Which left the teeth of the other gears. Sarah Tyrell and Urbenton, and the forces aligned with them, had correctly read Deckard’s mind, had predicted what he would do when he regained consciousness and found both the Rachael child missing and the simple card indicating where she had gone. Urbenton’s card; the only address on it was a contact point in care of the studios at the Outer Hollywood station. That was Urbenton’s world, the one in which he comfortably operated. That was the destination to which Deckard had programmed the skiff, as inevitably as the tape unrolling on some distant video monitor.

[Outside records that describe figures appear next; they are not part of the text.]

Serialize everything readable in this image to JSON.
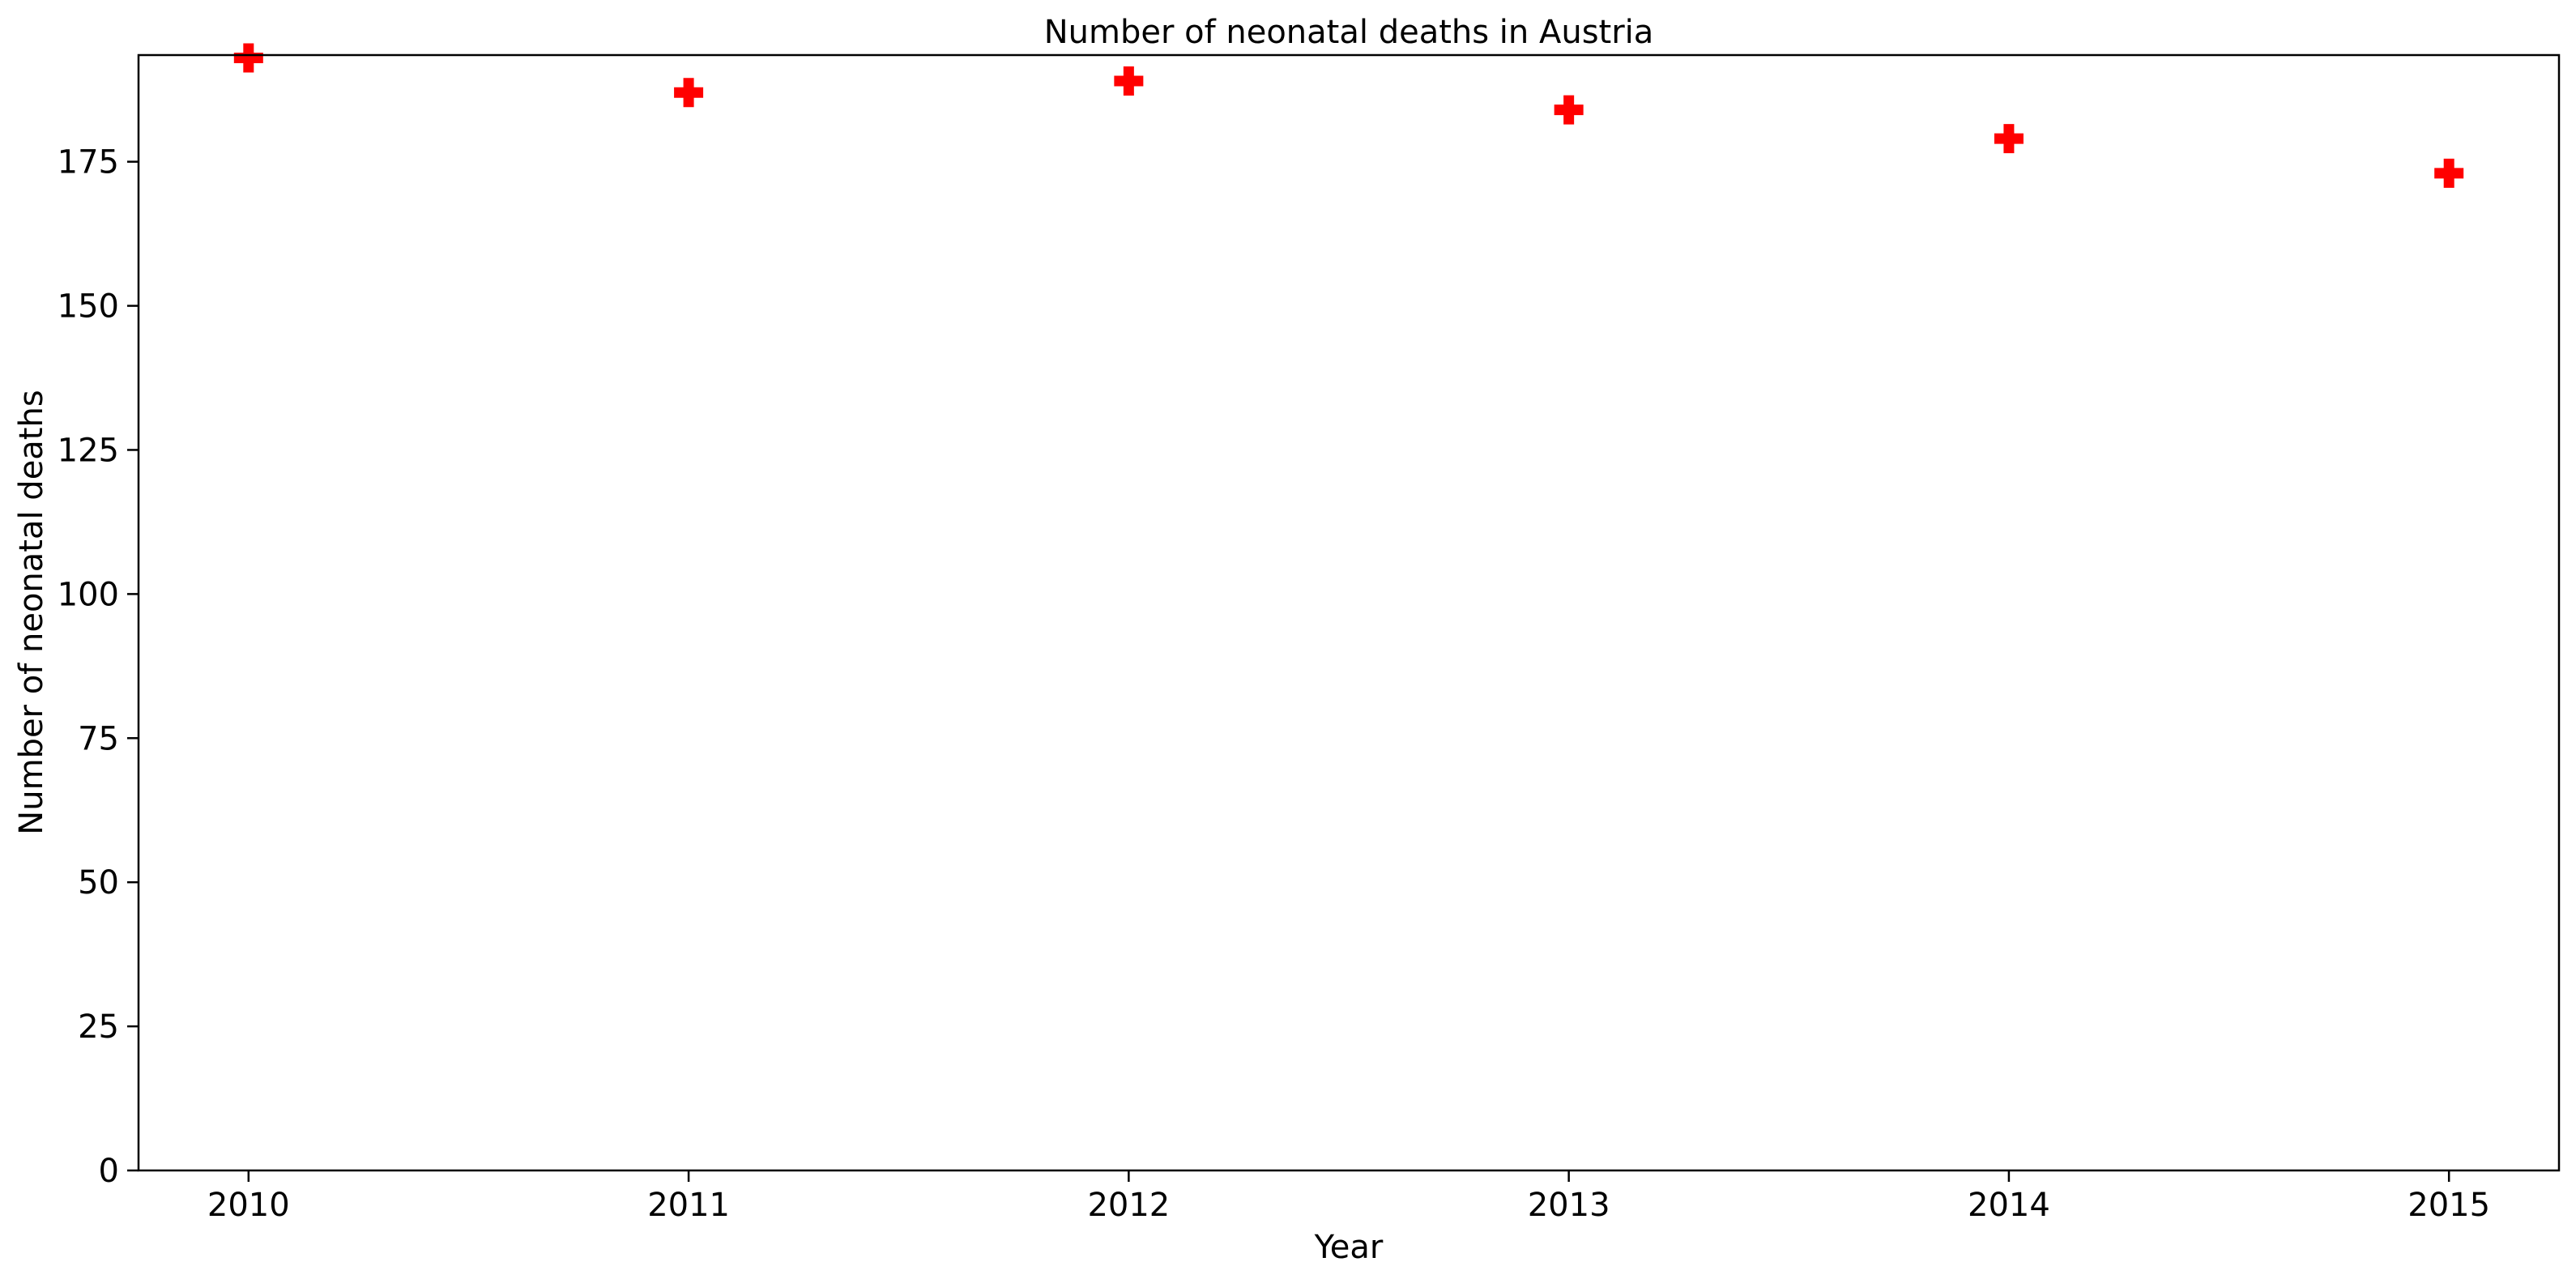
{
  "chart_data": {
    "type": "scatter",
    "title": "Number of neonatal deaths in Austria",
    "xlabel": "Year",
    "ylabel": "Number of neonatal deaths",
    "x": [
      2010,
      2011,
      2012,
      2013,
      2014,
      2015
    ],
    "y": [
      193,
      187,
      189,
      184,
      179,
      173
    ],
    "xticks": [
      "2010",
      "2011",
      "2012",
      "2013",
      "2014",
      "2015"
    ],
    "yticks": [
      0,
      25,
      50,
      75,
      100,
      125,
      150,
      175
    ],
    "xlim": [
      2009.75,
      2015.25
    ],
    "ylim": [
      0,
      193.5
    ],
    "marker": "plus-filled",
    "marker_color": "#ff0000",
    "grid": false,
    "legend": "none"
  }
}
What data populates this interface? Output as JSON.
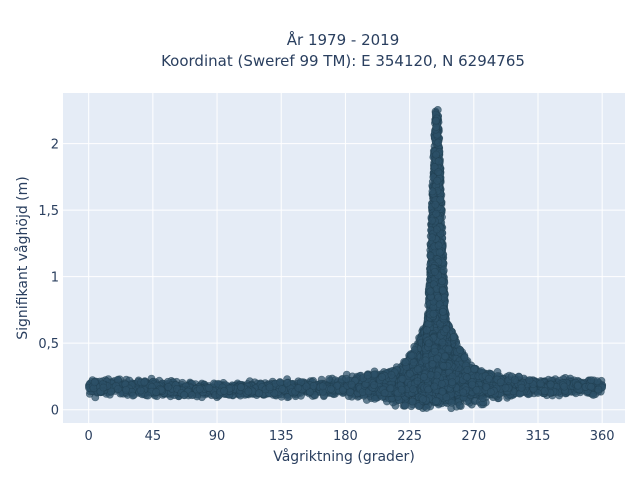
{
  "chart_data": {
    "type": "scatter",
    "title_line1": "År 1979 - 2019",
    "title_line2": "Koordinat (Sweref 99 TM): E 354120, N 6294765",
    "xlabel": "Vågriktning (grader)",
    "ylabel": "Signifikant våghöjd (m)",
    "xlim": [
      -18,
      376
    ],
    "ylim": [
      -0.1,
      2.38
    ],
    "x_ticks": [
      0,
      45,
      90,
      135,
      180,
      225,
      270,
      315,
      360
    ],
    "x_tick_labels": [
      "0",
      "45",
      "90",
      "135",
      "180",
      "225",
      "270",
      "315",
      "360"
    ],
    "y_ticks": [
      0,
      0.5,
      1,
      1.5,
      2
    ],
    "y_tick_labels": [
      "0",
      "0,5",
      "1",
      "1,5",
      "2"
    ],
    "grid": true,
    "marker_color": "#2d5168",
    "series": [
      {
        "description_points": [
          [
            0,
            0.17
          ],
          [
            10,
            0.16
          ],
          [
            20,
            0.16
          ],
          [
            30,
            0.15
          ],
          [
            45,
            0.15
          ],
          [
            60,
            0.14
          ],
          [
            75,
            0.14
          ],
          [
            90,
            0.13
          ],
          [
            105,
            0.13
          ],
          [
            120,
            0.14
          ],
          [
            135,
            0.15
          ],
          [
            150,
            0.16
          ],
          [
            165,
            0.17
          ],
          [
            180,
            0.18
          ],
          [
            195,
            0.2
          ],
          [
            210,
            0.24
          ],
          [
            220,
            0.32
          ],
          [
            230,
            0.5
          ],
          [
            235,
            0.75
          ],
          [
            238,
            1.1
          ],
          [
            240,
            1.6
          ],
          [
            242,
            2.1
          ],
          [
            244,
            2.27
          ],
          [
            246,
            2.2
          ],
          [
            248,
            1.8
          ],
          [
            250,
            1.3
          ],
          [
            253,
            0.8
          ],
          [
            258,
            0.45
          ],
          [
            265,
            0.3
          ],
          [
            275,
            0.2
          ],
          [
            290,
            0.17
          ],
          [
            305,
            0.17
          ],
          [
            320,
            0.16
          ],
          [
            335,
            0.16
          ],
          [
            350,
            0.17
          ],
          [
            360,
            0.17
          ]
        ]
      }
    ]
  }
}
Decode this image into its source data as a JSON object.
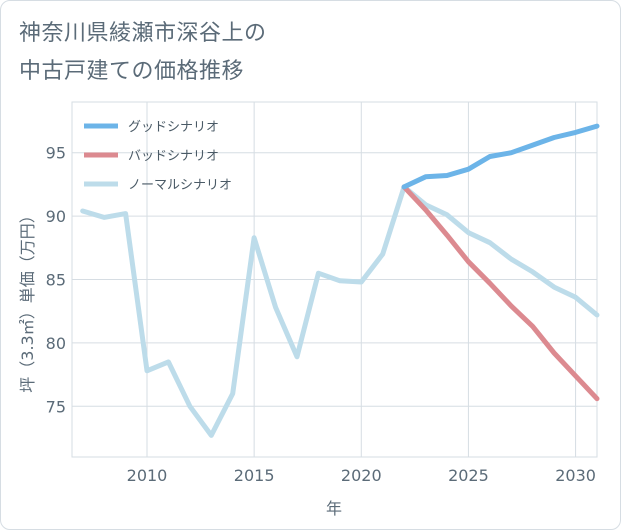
{
  "title": {
    "line1": "神奈川県綾瀬市深谷上の",
    "line2": "中古戸建ての価格推移"
  },
  "chart_data": {
    "type": "line",
    "xlabel": "年",
    "ylabel": "坪（3.3㎡）単価（万円）",
    "xlim": [
      2006.5,
      2031
    ],
    "ylim": [
      71,
      99
    ],
    "x_ticks": [
      2010,
      2015,
      2020,
      2025,
      2030
    ],
    "y_ticks": [
      75,
      80,
      85,
      90,
      95
    ],
    "grid": true,
    "legend_position": "top-left",
    "series": [
      {
        "name": "グッドシナリオ",
        "color": "#6cb4e8",
        "x": [
          2022,
          2023,
          2024,
          2025,
          2026,
          2027,
          2028,
          2029,
          2030,
          2031
        ],
        "y": [
          92.3,
          93.1,
          93.2,
          93.7,
          94.7,
          95.0,
          95.6,
          96.2,
          96.6,
          97.1
        ]
      },
      {
        "name": "バッドシナリオ",
        "color": "#dc8a90",
        "x": [
          2022,
          2023,
          2024,
          2025,
          2026,
          2027,
          2028,
          2029,
          2030,
          2031
        ],
        "y": [
          92.3,
          90.5,
          88.5,
          86.4,
          84.7,
          82.9,
          81.3,
          79.2,
          77.4,
          75.6
        ]
      },
      {
        "name": "ノーマルシナリオ",
        "color": "#bddcea",
        "x": [
          2007,
          2008,
          2009,
          2010,
          2011,
          2012,
          2013,
          2014,
          2015,
          2016,
          2017,
          2018,
          2019,
          2020,
          2021,
          2022,
          2023,
          2024,
          2025,
          2026,
          2027,
          2028,
          2029,
          2030,
          2031
        ],
        "y": [
          90.4,
          89.9,
          90.2,
          77.8,
          78.5,
          75.0,
          72.7,
          76.0,
          88.3,
          82.8,
          78.9,
          85.5,
          84.9,
          84.8,
          87.0,
          92.3,
          90.9,
          90.1,
          88.7,
          87.9,
          86.6,
          85.6,
          84.4,
          83.6,
          82.2
        ]
      }
    ]
  }
}
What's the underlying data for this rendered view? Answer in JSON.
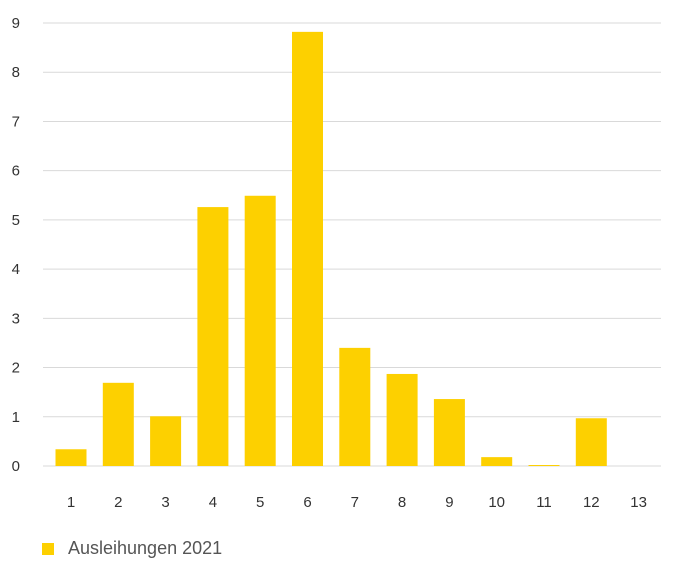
{
  "chart_data": {
    "type": "bar",
    "categories": [
      "1",
      "2",
      "3",
      "4",
      "5",
      "6",
      "7",
      "8",
      "9",
      "10",
      "11",
      "12",
      "13"
    ],
    "series": [
      {
        "name": "Ausleihungen 2021",
        "values": [
          0.34,
          1.69,
          1.01,
          5.26,
          5.49,
          8.82,
          2.4,
          1.87,
          1.36,
          0.18,
          0.02,
          0.97,
          0
        ]
      }
    ],
    "ylim": [
      0,
      9
    ],
    "yticks": [
      0,
      1,
      2,
      3,
      4,
      5,
      6,
      7,
      8,
      9
    ],
    "grid": true,
    "legend_position": "bottom-left",
    "bar_color": "#FDD000",
    "grid_color": "#d9d9d9"
  }
}
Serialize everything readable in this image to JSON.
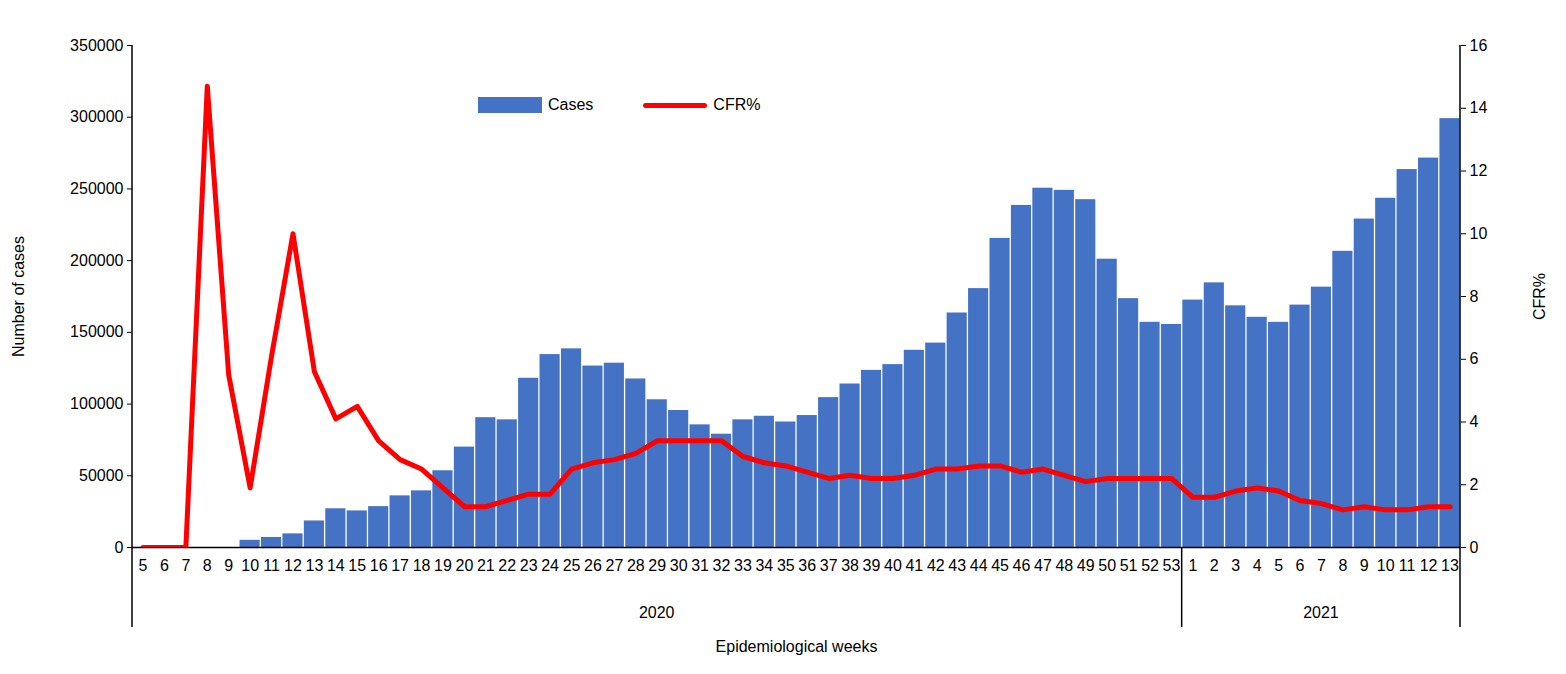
{
  "chart_data": {
    "type": "bar",
    "xlabel": "Epidemiological weeks",
    "ylabel": "Number of cases",
    "y2label": "CFR%",
    "categories": [
      5,
      6,
      7,
      8,
      9,
      10,
      11,
      12,
      13,
      14,
      15,
      16,
      17,
      18,
      19,
      20,
      21,
      22,
      23,
      24,
      25,
      26,
      27,
      28,
      29,
      30,
      31,
      32,
      33,
      34,
      35,
      36,
      37,
      38,
      39,
      40,
      41,
      42,
      43,
      44,
      45,
      46,
      47,
      48,
      49,
      50,
      51,
      52,
      53,
      1,
      2,
      3,
      4,
      5,
      6,
      7,
      8,
      9,
      10,
      11,
      12,
      13
    ],
    "year_groups": [
      {
        "label": "2020",
        "count": 49
      },
      {
        "label": "2021",
        "count": 13
      }
    ],
    "series": [
      {
        "name": "Cases",
        "type": "bar",
        "color": "#4472c4",
        "values": [
          0,
          0,
          0,
          0,
          0,
          5000,
          7000,
          9500,
          18500,
          27000,
          25500,
          28500,
          36000,
          39500,
          53500,
          70000,
          90500,
          89000,
          118000,
          134500,
          138500,
          126500,
          128500,
          117500,
          103000,
          95500,
          85500,
          79000,
          89000,
          91500,
          87500,
          92000,
          104500,
          114000,
          123500,
          127500,
          137500,
          142500,
          163500,
          180500,
          215500,
          238500,
          250500,
          249000,
          242500,
          201000,
          173500,
          157000,
          155500,
          172500,
          184500,
          168500,
          160500,
          157000,
          169000,
          181500,
          206500,
          229000,
          243500,
          263500,
          271500,
          299000
        ]
      },
      {
        "name": "CFR%",
        "type": "line",
        "color": "#ff0000",
        "axis": "y2",
        "values": [
          0,
          0,
          0,
          14.7,
          5.5,
          1.9,
          6.1,
          10.0,
          5.6,
          4.1,
          4.5,
          3.4,
          2.8,
          2.5,
          1.9,
          1.3,
          1.3,
          1.5,
          1.7,
          1.7,
          2.5,
          2.7,
          2.8,
          3.0,
          3.4,
          3.4,
          3.4,
          3.4,
          2.9,
          2.7,
          2.6,
          2.4,
          2.2,
          2.3,
          2.2,
          2.2,
          2.3,
          2.5,
          2.5,
          2.6,
          2.6,
          2.4,
          2.5,
          2.3,
          2.1,
          2.2,
          2.2,
          2.2,
          2.2,
          1.6,
          1.6,
          1.8,
          1.9,
          1.8,
          1.5,
          1.4,
          1.2,
          1.3,
          1.2,
          1.2,
          1.3,
          1.3
        ]
      }
    ],
    "ylim": [
      0,
      350000
    ],
    "yticks": [
      0,
      50000,
      100000,
      150000,
      200000,
      250000,
      300000,
      350000
    ],
    "y2lim": [
      0,
      16
    ],
    "y2ticks": [
      0,
      2,
      4,
      6,
      8,
      10,
      12,
      14,
      16
    ],
    "legend": "top"
  }
}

They knew he would come there, gun loaded or not, whether his chances of survival were at zero or any point above. Not just for the little girl, the child named Rachael, but for Sarah as well. Wherever she went, he would have to go there, inevitably. Her destiny had become so intertwined with his that there was no escaping. I should’ve killed her when I had the chance—Deckard gazed out of the cockpit without even seeing the stars. Too late for regrets now; he had waited too long, his hand stayed by memory of another woman’s face, the one he had loved, identical in every aspect to Sarah. The great plan that he’d had, that he’d conceived all the way back on Earth so long ago, had been the excuse for not putting the muzzle of a gun against her temple and pulling the trigger. Deckard knew that now. I should’ve killed her, but I couldn’t have.